Мы не можем закрыть школы, мы не можем подвести людей, которые уже с нами. Мы не можем оставить сообщество и вообще мир без наших учеников. Мы не можем позволить себе потерять то доверие, то общество и те ценности, которые мы уже построили. Нам правда нужна сейчас финансовая помощь. И я прямо представляю, как это сильно снимет напряжение в постоянном вот этом ощущении, что мы ждём зарплату. Потому что каждый, кто работает в этой школе, вносит невероятное количество усилий, чтобы школа оставалась такой, какая она и была задумана. Я это знаю.
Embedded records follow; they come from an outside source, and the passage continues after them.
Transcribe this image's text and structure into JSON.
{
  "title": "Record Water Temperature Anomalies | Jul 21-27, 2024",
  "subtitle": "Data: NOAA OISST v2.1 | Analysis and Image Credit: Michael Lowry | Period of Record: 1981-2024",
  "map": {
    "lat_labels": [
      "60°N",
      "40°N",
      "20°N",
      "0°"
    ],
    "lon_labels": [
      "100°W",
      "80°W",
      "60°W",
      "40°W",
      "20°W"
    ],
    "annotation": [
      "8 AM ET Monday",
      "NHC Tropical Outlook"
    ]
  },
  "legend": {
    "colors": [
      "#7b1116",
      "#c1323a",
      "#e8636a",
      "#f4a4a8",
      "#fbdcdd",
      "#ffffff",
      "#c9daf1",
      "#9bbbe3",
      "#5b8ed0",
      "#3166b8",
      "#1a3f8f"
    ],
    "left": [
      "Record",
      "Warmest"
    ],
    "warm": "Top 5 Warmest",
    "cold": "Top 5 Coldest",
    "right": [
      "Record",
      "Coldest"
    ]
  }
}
Нет людей, которые работают тут спустя рукава. Каждый из нас делает всё, что может для того, чтобы школа была такой. И мне кажется честным, если эти люди будут получать не просто достойную зарплату, а хотя бы просто свою зарплату. То, что они заработали на самом деле. Комьюнити, которое мы хотим сохранить, как будто бы кажется немножко преступным не сохранить. Хочется, чтобы таких мест наоборот было больше.
Если представить, что через 10 лет всё получилось именно так, как вы мечтаете, каким станет мир вокруг вашей школы?
— Я не знаю, что будет через 10 лет. Не знаю, буду ли я через 10 лет. Но то, чего бы мне хотелось, я знаю. Черногория хочет в Евросоюз вступить уже какое-то количество лет и стремится к этому. И мои наблюдения за учениками из черногорских школ, которых я знаю, это не общая картинка. Я не проводила никаких исследований. Я наблюдала за учениками, которые приходят, например, в нашу школу после черногорской школы, или я наблюдала за детьми, которые находятся в других каких-то кружках или секциях. Что с этими детьми и как они себя чувствуют? Насколько они уверены в себе, какие ценности они впитывают и что они получают от этого.
И, конечно, я понимаю, что черногорской системе образования в коллаборации с учителями из других стран можно и нужно развиваться. Гуманистические ценности, которые прописаны в Евросоюзе больше, чем в других каких-то регионах. Как будто бы для того, чтобы это осуществить, нужна коллаборация учителей разных, чтобы брать опыт, чтобы мы могли учиться, чтобы они могли учиться, чтобы из этого что-то дальше происходило.
А сейчас система довольно консервативна, и у нас работает несколько учителей черногорского, которые работают и в черногорской школе, и в нашей. У нас прямо недавно состоялся разговор с учителем черногорского языка про то, как устроено в черногорской школе, и про отсутствие роста, что как будто бы ей очень больно и тревожно за то, что образование не развивается.
В идеальном мире я бы видела так, что это была бы коллаборация разных учителей, которые проводят мероприятия, которые говорят об этом гуманистическом образовании и не просто говорят, а внедряют его в школы. И, конечно же, я вижу свою миссию как более глобальную. Стараюсь гуманистические ценности нести во все точки, до которых я могу дотянуться — и не дотянуться как осьминог и схватить что-то и забрать себе, а показать, что можно вот так.